Google Inc. has no plans to build its own Web browser software to compete with rival Microsoft Corp., Chief Executive Eric Schmidt said on Wednesday.
During a conference call with Wall Street analysts, Schmidt dismissed speculation that the company aimed to tie together its Web search and other services to compete with Microsoft's Internet Explorer, the world's dominant Web browser.
"It looks like people have some good browser choices already," Schmidt said. "We would not build a browser for the fun of building a browser," he added.
Google encourages its customers to use a variety of alternatives to Internet Explorer, particularly the open-source Firefox browser.
It also has partnerships to encourage the use of the Safari browser among Apple Computer Inc. customers, Norway's Opera Software ASA, which makes browsers for computers and phones, among several other browser alternatives, he said.
However, Schmidt left the door open to developing a browser if it saw some clear utility to users that was not otherwise being met in the market. "We would only do something ... if we thought there was a real end-user benefit," he said.
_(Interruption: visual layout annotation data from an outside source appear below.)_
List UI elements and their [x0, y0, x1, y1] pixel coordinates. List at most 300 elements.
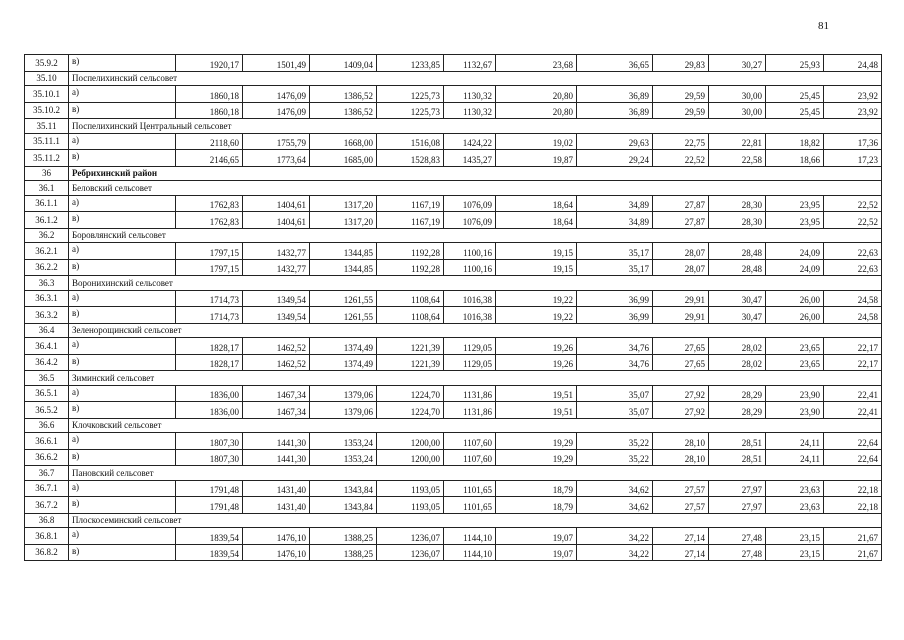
- row-variant: в): [69, 497, 176, 514]
- value-cell: 1317,20: [310, 212, 377, 229]
- value-cell: 1476,10: [243, 544, 310, 561]
- row-code: 36.5: [25, 371, 69, 386]
- value-cell: 28,10: [653, 433, 709, 450]
- value-cell: 1807,30: [176, 449, 243, 466]
- table-row: [25, 449, 882, 466]
- row-variant: в): [69, 150, 176, 167]
- value-cell: 1441,30: [243, 433, 310, 450]
- value-cell: 27,97: [709, 497, 766, 514]
- value-cell: 1016,38: [444, 307, 496, 324]
- value-cell: 1236,07: [377, 528, 444, 545]
- row-code: 36.6.2: [25, 449, 69, 466]
- value-cell: 1129,05: [444, 354, 496, 371]
- value-cell: 1762,83: [176, 212, 243, 229]
- value-cell: 28,29: [709, 385, 766, 402]
- value-cell: 24,11: [766, 449, 824, 466]
- value-cell: 1107,60: [444, 433, 496, 450]
- value-cell: 25,45: [766, 86, 824, 103]
- row-variant: в): [69, 354, 176, 371]
- value-cell: 23,63: [766, 480, 824, 497]
- value-cell: 28,51: [709, 449, 766, 466]
- value-cell: 34,76: [577, 354, 653, 371]
- value-cell: 35,22: [577, 433, 653, 450]
- value-cell: 1839,54: [176, 528, 243, 545]
- value-cell: 27,14: [653, 544, 709, 561]
- group-header-row: [25, 119, 882, 134]
- value-cell: 1839,54: [176, 544, 243, 561]
- value-cell: 29,91: [653, 290, 709, 307]
- value-cell: 1193,05: [377, 497, 444, 514]
- table-row: [25, 150, 882, 167]
- value-cell: 19,07: [496, 528, 577, 545]
- value-cell: 17,36: [824, 133, 882, 150]
- row-code: 35.10: [25, 71, 69, 86]
- row-variant: а): [69, 528, 176, 545]
- value-cell: 1200,00: [377, 433, 444, 450]
- row-code: 35.10.1: [25, 86, 69, 103]
- group-header-row: [25, 71, 882, 86]
- value-cell: 18,82: [766, 133, 824, 150]
- value-cell: 28,02: [709, 354, 766, 371]
- value-cell: 23,15: [766, 528, 824, 545]
- table-row: [25, 433, 882, 450]
- value-cell: 1131,86: [444, 385, 496, 402]
- group-header-row: [25, 323, 882, 338]
- row-variant: в): [69, 259, 176, 276]
- value-cell: 34,62: [577, 497, 653, 514]
- value-cell: 19,51: [496, 385, 577, 402]
- value-cell: 24,48: [824, 55, 882, 72]
- value-cell: 1476,09: [243, 102, 310, 119]
- value-cell: 1797,15: [176, 243, 243, 260]
- value-cell: 27,65: [653, 354, 709, 371]
- value-cell: 1233,85: [377, 55, 444, 72]
- value-cell: 1353,24: [310, 433, 377, 450]
- table-row: [25, 259, 882, 276]
- value-cell: 1528,83: [377, 150, 444, 167]
- value-cell: 36,89: [577, 86, 653, 103]
- row-code: 36.2: [25, 228, 69, 243]
- value-cell: 21,67: [824, 528, 882, 545]
- value-cell: 22,75: [653, 133, 709, 150]
- value-cell: 28,30: [709, 195, 766, 212]
- value-cell: 28,10: [653, 449, 709, 466]
- value-cell: 23,90: [766, 402, 824, 419]
- value-cell: 19,15: [496, 243, 577, 260]
- value-cell: 34,76: [577, 338, 653, 355]
- value-cell: 28,48: [709, 259, 766, 276]
- value-cell: 1200,00: [377, 449, 444, 466]
- value-cell: 30,47: [709, 307, 766, 324]
- row-variant: а): [69, 480, 176, 497]
- settlement-name: Зеленорощинский сельсовет: [69, 323, 882, 338]
- settlement-name: Беловский сельсовет: [69, 181, 882, 196]
- row-variant: а): [69, 133, 176, 150]
- value-cell: 28,48: [709, 243, 766, 260]
- value-cell: 1343,84: [310, 497, 377, 514]
- group-header-row: [25, 466, 882, 481]
- value-cell: 1860,18: [176, 102, 243, 119]
- value-cell: 23,68: [496, 55, 577, 72]
- row-code: 36.4.1: [25, 338, 69, 355]
- settlement-name: Плоскосеминский сельсовет: [69, 513, 882, 528]
- value-cell: 1516,08: [377, 133, 444, 150]
- value-cell: 1462,52: [243, 338, 310, 355]
- value-cell: 1441,30: [243, 449, 310, 466]
- table-row: [25, 497, 882, 514]
- value-cell: 36,99: [577, 290, 653, 307]
- value-cell: 1101,65: [444, 497, 496, 514]
- table-row: [25, 243, 882, 260]
- value-cell: 18,79: [496, 480, 577, 497]
- row-variant: в): [69, 55, 176, 72]
- value-cell: 30,00: [709, 86, 766, 103]
- value-cell: 22,17: [824, 354, 882, 371]
- value-cell: 1076,09: [444, 195, 496, 212]
- value-cell: 2118,60: [176, 133, 243, 150]
- value-cell: 1261,55: [310, 290, 377, 307]
- value-cell: 24,09: [766, 259, 824, 276]
- value-cell: 18,66: [766, 150, 824, 167]
- value-cell: 22,64: [824, 449, 882, 466]
- group-header-row: [25, 228, 882, 243]
- value-cell: 1860,18: [176, 86, 243, 103]
- value-cell: 27,92: [653, 402, 709, 419]
- value-cell: 36,99: [577, 307, 653, 324]
- value-cell: 24,58: [824, 290, 882, 307]
- value-cell: 27,14: [653, 528, 709, 545]
- value-cell: 27,92: [653, 385, 709, 402]
- value-cell: 1221,39: [377, 338, 444, 355]
- value-cell: 1344,85: [310, 259, 377, 276]
- value-cell: 22,63: [824, 243, 882, 260]
- settlement-name: Поспелихинский Центральный сельсовет: [69, 119, 882, 134]
- value-cell: 1225,73: [377, 102, 444, 119]
- group-header-row: [25, 418, 882, 433]
- row-code: 36.1.1: [25, 195, 69, 212]
- value-cell: 25,93: [766, 55, 824, 72]
- value-cell: 27,48: [709, 528, 766, 545]
- value-cell: 19,29: [496, 433, 577, 450]
- row-variant: а): [69, 290, 176, 307]
- row-code: 36.7: [25, 466, 69, 481]
- row-variant: в): [69, 307, 176, 324]
- value-cell: 1409,04: [310, 55, 377, 72]
- value-cell: 1374,49: [310, 354, 377, 371]
- row-variant: а): [69, 243, 176, 260]
- value-cell: 23,92: [824, 102, 882, 119]
- value-cell: 27,48: [709, 544, 766, 561]
- value-cell: 1379,06: [310, 385, 377, 402]
- value-cell: 1386,52: [310, 86, 377, 103]
- row-code: 35.11.1: [25, 133, 69, 150]
- value-cell: 34,22: [577, 544, 653, 561]
- value-cell: 22,41: [824, 402, 882, 419]
- value-cell: 1131,86: [444, 402, 496, 419]
- value-cell: 22,17: [824, 338, 882, 355]
- value-cell: 1379,06: [310, 402, 377, 419]
- value-cell: 1404,61: [243, 212, 310, 229]
- value-cell: 20,80: [496, 86, 577, 103]
- value-cell: 23,15: [766, 544, 824, 561]
- table-row: [25, 55, 882, 72]
- value-cell: 1388,25: [310, 544, 377, 561]
- table-row: [25, 290, 882, 307]
- row-variant: а): [69, 86, 176, 103]
- value-cell: 1424,22: [444, 133, 496, 150]
- value-cell: 27,65: [653, 338, 709, 355]
- value-cell: 24,58: [824, 307, 882, 324]
- region-header-row: [25, 166, 882, 181]
- value-cell: 29,63: [577, 133, 653, 150]
- row-code: 35.11: [25, 119, 69, 134]
- row-code: 36: [25, 166, 69, 181]
- row-variant: а): [69, 338, 176, 355]
- value-cell: 19,02: [496, 133, 577, 150]
- settlement-name: Зиминский сельсовет: [69, 371, 882, 386]
- value-cell: 25,45: [766, 102, 824, 119]
- settlement-name: Поспелихинский сельсовет: [69, 71, 882, 86]
- value-cell: 1349,54: [243, 307, 310, 324]
- table-row: [25, 480, 882, 497]
- value-cell: 19,22: [496, 290, 577, 307]
- table-row: [25, 86, 882, 103]
- value-cell: 28,07: [653, 243, 709, 260]
- row-variant: а): [69, 385, 176, 402]
- value-cell: 22,58: [709, 150, 766, 167]
- value-cell: 27,87: [653, 212, 709, 229]
- value-cell: 35,17: [577, 259, 653, 276]
- page-number: 81: [818, 20, 829, 32]
- value-cell: 1193,05: [377, 480, 444, 497]
- value-cell: 23,95: [766, 195, 824, 212]
- value-cell: 1108,64: [377, 290, 444, 307]
- value-cell: 1836,00: [176, 385, 243, 402]
- row-variant: в): [69, 212, 176, 229]
- row-code: 36.8: [25, 513, 69, 528]
- table-row: [25, 195, 882, 212]
- value-cell: 19,07: [496, 544, 577, 561]
- row-code: 36.4.2: [25, 354, 69, 371]
- value-cell: 1167,19: [377, 212, 444, 229]
- value-cell: 22,18: [824, 480, 882, 497]
- value-cell: 27,87: [653, 195, 709, 212]
- value-cell: 1685,00: [310, 150, 377, 167]
- value-cell: 28,51: [709, 433, 766, 450]
- value-cell: 1828,17: [176, 354, 243, 371]
- value-cell: 35,07: [577, 385, 653, 402]
- value-cell: 2146,65: [176, 150, 243, 167]
- row-code: 35.10.2: [25, 102, 69, 119]
- row-code: 36.5.1: [25, 385, 69, 402]
- value-cell: 30,00: [709, 102, 766, 119]
- value-cell: 1432,77: [243, 259, 310, 276]
- value-cell: 1432,77: [243, 243, 310, 260]
- value-cell: 1374,49: [310, 338, 377, 355]
- settlement-name: Пановский сельсовет: [69, 466, 882, 481]
- value-cell: 1791,48: [176, 497, 243, 514]
- settlement-name: Боровлянский сельсовет: [69, 228, 882, 243]
- value-cell: 1353,24: [310, 449, 377, 466]
- value-cell: 19,22: [496, 307, 577, 324]
- settlement-name: Воронихинский сельсовет: [69, 276, 882, 291]
- value-cell: 18,79: [496, 497, 577, 514]
- value-cell: 34,89: [577, 195, 653, 212]
- value-cell: 28,29: [709, 402, 766, 419]
- row-code: 36.3: [25, 276, 69, 291]
- value-cell: 1349,54: [243, 290, 310, 307]
- value-cell: 22,41: [824, 385, 882, 402]
- value-cell: 1435,27: [444, 150, 496, 167]
- value-cell: 23,90: [766, 385, 824, 402]
- value-cell: 20,80: [496, 102, 577, 119]
- group-header-row: [25, 513, 882, 528]
- value-cell: 1755,79: [243, 133, 310, 150]
- value-cell: 1100,16: [444, 259, 496, 276]
- value-cell: 26,00: [766, 290, 824, 307]
- value-cell: 19,26: [496, 338, 577, 355]
- value-cell: 29,24: [577, 150, 653, 167]
- value-cell: 29,59: [653, 102, 709, 119]
- value-cell: 1343,84: [310, 480, 377, 497]
- value-cell: 1144,10: [444, 544, 496, 561]
- value-cell: 1221,39: [377, 354, 444, 371]
- region-name: Ребрихинский район: [69, 166, 882, 181]
- table-row: [25, 354, 882, 371]
- value-cell: 27,57: [653, 497, 709, 514]
- value-cell: 1236,07: [377, 544, 444, 561]
- value-cell: 22,18: [824, 497, 882, 514]
- value-cell: 1462,52: [243, 354, 310, 371]
- value-cell: 1225,73: [377, 86, 444, 103]
- value-cell: 27,57: [653, 480, 709, 497]
- value-cell: 30,27: [709, 55, 766, 72]
- value-cell: 1101,65: [444, 480, 496, 497]
- value-cell: 1386,52: [310, 102, 377, 119]
- value-cell: 1714,73: [176, 290, 243, 307]
- value-cell: 1130,32: [444, 86, 496, 103]
- row-code: 36.8.1: [25, 528, 69, 545]
- row-code: 36.5.2: [25, 402, 69, 419]
- row-variant: в): [69, 544, 176, 561]
- value-cell: 19,15: [496, 259, 577, 276]
- value-cell: 22,52: [824, 195, 882, 212]
- value-cell: 29,83: [653, 55, 709, 72]
- row-variant: в): [69, 402, 176, 419]
- value-cell: 1467,34: [243, 385, 310, 402]
- table-body: [25, 55, 882, 561]
- value-cell: 28,30: [709, 212, 766, 229]
- value-cell: 18,64: [496, 195, 577, 212]
- row-code: 36.8.2: [25, 544, 69, 561]
- value-cell: 1167,19: [377, 195, 444, 212]
- value-cell: 1076,09: [444, 212, 496, 229]
- value-cell: 1224,70: [377, 385, 444, 402]
- value-cell: 1797,15: [176, 259, 243, 276]
- value-cell: 1762,83: [176, 195, 243, 212]
- value-cell: 22,81: [709, 133, 766, 150]
- value-cell: 1130,32: [444, 102, 496, 119]
- value-cell: 1431,40: [243, 497, 310, 514]
- table-row: [25, 133, 882, 150]
- value-cell: 29,59: [653, 86, 709, 103]
- value-cell: 1501,49: [243, 55, 310, 72]
- value-cell: 19,29: [496, 449, 577, 466]
- value-cell: 22,64: [824, 433, 882, 450]
- value-cell: 34,62: [577, 480, 653, 497]
- table-row: [25, 402, 882, 419]
- row-code: 36.2.2: [25, 259, 69, 276]
- row-code: 36.7.1: [25, 480, 69, 497]
- row-code: 36.7.2: [25, 497, 69, 514]
- row-code: 36.3.2: [25, 307, 69, 324]
- row-code: 35.9.2: [25, 55, 69, 72]
- row-code: 36.6: [25, 418, 69, 433]
- value-cell: 23,65: [766, 354, 824, 371]
- value-cell: 1192,28: [377, 243, 444, 260]
- row-code: 36.2.1: [25, 243, 69, 260]
- value-cell: 1108,64: [377, 307, 444, 324]
- value-cell: 1807,30: [176, 433, 243, 450]
- value-cell: 35,07: [577, 402, 653, 419]
- value-cell: 34,89: [577, 212, 653, 229]
- value-cell: 1100,16: [444, 243, 496, 260]
- row-code: 36.1: [25, 181, 69, 196]
- tariff-table: [24, 54, 882, 561]
- row-code: 36.1.2: [25, 212, 69, 229]
- value-cell: 1192,28: [377, 259, 444, 276]
- value-cell: 35,17: [577, 243, 653, 260]
- value-cell: 1773,64: [243, 150, 310, 167]
- value-cell: 30,47: [709, 290, 766, 307]
- value-cell: 26,00: [766, 307, 824, 324]
- value-cell: 1476,09: [243, 86, 310, 103]
- value-cell: 1467,34: [243, 402, 310, 419]
- group-header-row: [25, 276, 882, 291]
- value-cell: 23,65: [766, 338, 824, 355]
- value-cell: 35,22: [577, 449, 653, 466]
- row-code: 36.3.1: [25, 290, 69, 307]
- value-cell: 36,65: [577, 55, 653, 72]
- row-variant: в): [69, 102, 176, 119]
- table-row: [25, 338, 882, 355]
- value-cell: 22,52: [824, 212, 882, 229]
- value-cell: 28,02: [709, 338, 766, 355]
- value-cell: 1016,38: [444, 290, 496, 307]
- group-header-row: [25, 371, 882, 386]
- row-code: 36.6.1: [25, 433, 69, 450]
- value-cell: 1404,61: [243, 195, 310, 212]
- value-cell: 1129,05: [444, 338, 496, 355]
- value-cell: 1828,17: [176, 338, 243, 355]
- value-cell: 1132,67: [444, 55, 496, 72]
- value-cell: 1317,20: [310, 195, 377, 212]
- row-variant: в): [69, 449, 176, 466]
- row-code: 35.11.2: [25, 150, 69, 167]
- value-cell: 19,26: [496, 354, 577, 371]
- value-cell: 22,52: [653, 150, 709, 167]
- table-row: [25, 102, 882, 119]
- table-row: [25, 307, 882, 324]
- value-cell: 23,92: [824, 86, 882, 103]
- value-cell: 1476,10: [243, 528, 310, 545]
- value-cell: 18,64: [496, 212, 577, 229]
- value-cell: 1836,00: [176, 402, 243, 419]
- value-cell: 24,11: [766, 433, 824, 450]
- value-cell: 21,67: [824, 544, 882, 561]
- table-row: [25, 212, 882, 229]
- value-cell: 1714,73: [176, 307, 243, 324]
The Google executive has consistently downplayed questions about its ambitions to develop its own browser software by saying that the underlying assumption is that Google is taking up the battle that Web browser pioneer Netscape Communications Corp. lost to Microsoft during the 1990s.
Schmidt argues that the landscape of the computer industry has been changed by the dynamics of Web search advertising and the decade-old "battle for the desktop" waged by Microsoft and its competitors is quickly becoming less relevant.